Далее Гайдар бегло анализирует прозападные реформы Петра I, однако, и они его не устраивают. «В петровской политике обе альтернативные линии причудливо переплетаются, и все же опора на государственную силу, машину принуждения явно преобладает. Разумеется, Петру и в голову не приходило хоть в чем-то ослабить государство, но, наоборот, он стремился резко усилить его как главный инструмент для решения национальных задач. Самое яркое наглядное свидетельство характера петровских модернизационных усилий – увеличение государственного финансового гнета» [9, c.49]. А тот факт, что «слаборазвитая страна» должна была постоянно противостоять и довольно успешно агрессии столь любезного автору Запада, он даже не упоминает.

В книге «Долгое время», изданной в 2007 году или 10 лет спустя после «Государства и эволюции», оценки значительно смягчаются. Он снисходительно замечает, что Россия в XI—XIII веках «удаленная от центра европейских инноваций и потому относительно малоразвитая, была… со всей очевидностью европейской страной». Однако недовольство автора по-прежнему вызывает то, что «догоняющее развитие» испокон веков шло в неправильном русле. «Российская политическая элита хотела заимствовать не европейские институты, на которых базируются достижения Западной Европы, а военные и производственные технологии, опираясь при этом на финансовые ресурсы государства, не ограниченные ни традициями, ни представительными органами» [10, c. 260, 273—274]. Не вдаваясь в подробности, хотела бы привести только один пример, разоблачающий надуманность этой игры в догонялки, которую нам упорно хотят навязать. Именно массово копируя западные технологии, а не западные институты, Китай под руководством компартии не только догнал, но и перегнал страны семерки и уже идет вровень со США. А по некоторым показателям, таким как развитие 5G технологий, обогнал Запад.

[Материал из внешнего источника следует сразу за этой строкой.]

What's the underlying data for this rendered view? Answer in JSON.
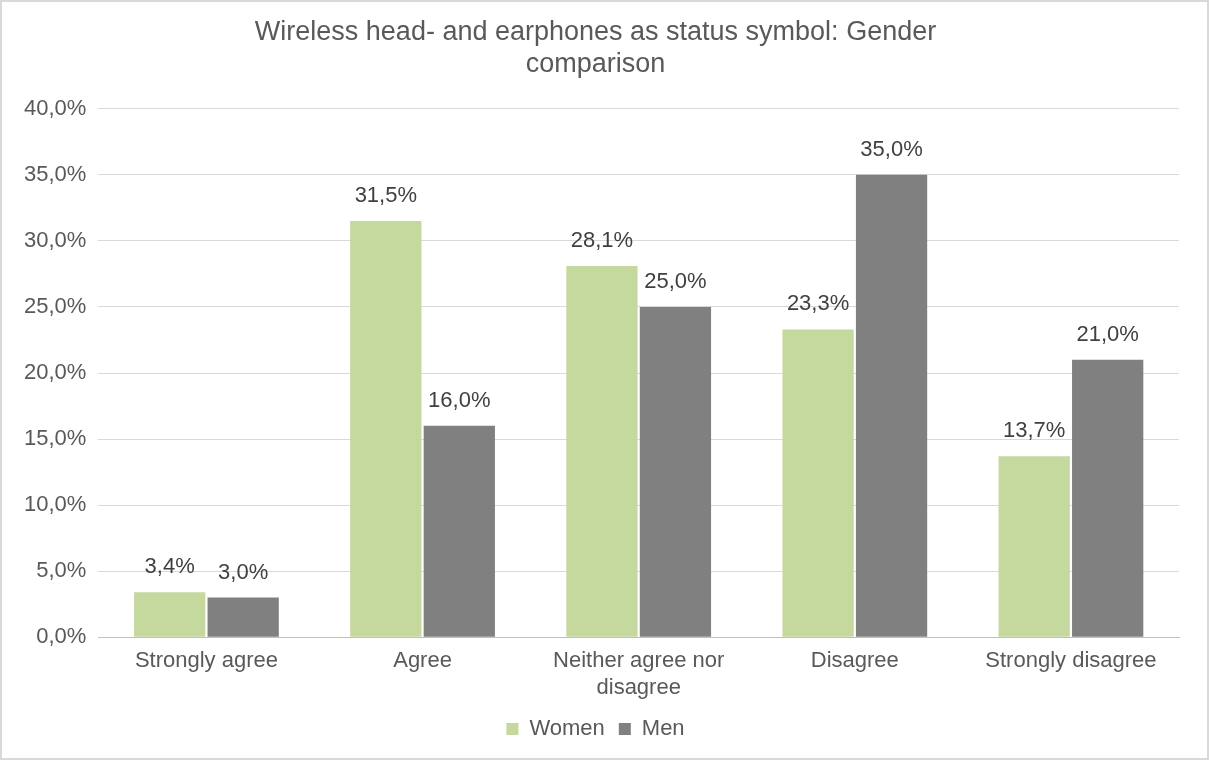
{
  "chart_data": {
    "type": "bar",
    "title": "Wireless head- and earphones as status symbol: Gender comparison",
    "categories": [
      "Strongly agree",
      "Agree",
      "Neither agree nor disagree",
      "Disagree",
      "Strongly disagree"
    ],
    "series": [
      {
        "name": "Women",
        "color": "#c5d89e",
        "values": [
          3.4,
          31.5,
          28.1,
          23.3,
          13.7
        ],
        "value_labels": [
          "3,4%",
          "31,5%",
          "28,1%",
          "23,3%",
          "13,7%"
        ]
      },
      {
        "name": "Men",
        "color": "#808080",
        "values": [
          3.0,
          16.0,
          25.0,
          35.0,
          21.0
        ],
        "value_labels": [
          "3,0%",
          "16,0%",
          "25,0%",
          "35,0%",
          "21,0%"
        ]
      }
    ],
    "ylim": [
      0,
      40
    ],
    "yticks": [
      {
        "value": 0,
        "label": "0,0%"
      },
      {
        "value": 5,
        "label": "5,0%"
      },
      {
        "value": 10,
        "label": "10,0%"
      },
      {
        "value": 15,
        "label": "15,0%"
      },
      {
        "value": 20,
        "label": "20,0%"
      },
      {
        "value": 25,
        "label": "25,0%"
      },
      {
        "value": 30,
        "label": "30,0%"
      },
      {
        "value": 35,
        "label": "35,0%"
      },
      {
        "value": 40,
        "label": "40,0%"
      }
    ],
    "grid": "y",
    "legend": "bottom"
  }
}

Причина отставания Востока от Запада, согласно упрощенному схематичному подходу Гайдара кроется, конечно же, в отсутствии частной собственности. «Отсутствие традиции глубокой легитимности собственности – вот что трагически отличало Россию от Европы. Отсутствовал, по сути, главный психологически-культурный стержень, на котором крепилось все здание европейского капитализма» [9, c.55]. Предельно упростив теорию Маркса и ее воплощение при социализме, Гайдар сводит их к примитивной схеме. «Экспроприация частной собственности – государственно-бюрократическая собственность – частно-бюрократическая. Вот формула развития социалистического общества от рождения до гибели». И отмечает далее, «В принципе мы здесь сталкиваемся с частным случаем общей проблемы всех восточных деспотий, о чем уже говорилось, – универсальным стремлением чиновников „приватизировать“ свою власть, превратить ее в собственность» [9, c.94].

Вот здесь обнажается голая и неприглядная истина. Эффективность частной собственности не при чем. Главное – скачок из неволи азиатского способа производства в царство западной свободы. Для этого нужно демонтировать государство (причем любое, не только социалистическое, но и капиталистическое, феодальное), а сделать это возможно, лишь выбив из государственной конструкции краеугольный камень – государственную собственность. Вот и получается, что приватизация – это не экономический, а политический проект. Дальнейший анализ покажет именно политическую направленность приватизации 1990-х годов в России, которая проводилась под прикрытием радикальной экономической реформы.

Дальше начинается самое интересное – идеолог и зачинатель либеральных реформ объясняет логику приватизации в России. Он постепенно готовит читателя к этому, начав с того, что «номенклатурная приватизация» в СССР началась задолго до его развала, а российская приватизация была закреплением статуса-кво. Далее, повествует он, «начались „пожарные реформы“, и была призвана команда „камикадзе“. Нас позвали в момент выбора. До этого времени номенклатурная приватизация развивалась по классическому при „азиатском способе производства“ сценарию: приватизация как тихое разграбление сатрапами своих сатрапий. В средние века этот процесс мог тянуться десятилетиями, при современных темпах хватило и трех лет (1989—1991), чтобы увидеть дно колодца. Но принципиальные черты остались те же: келейная, паразитическая приватизация без включения рыночных механизмов и смены юридических форм собственности» [9, c.127 -129].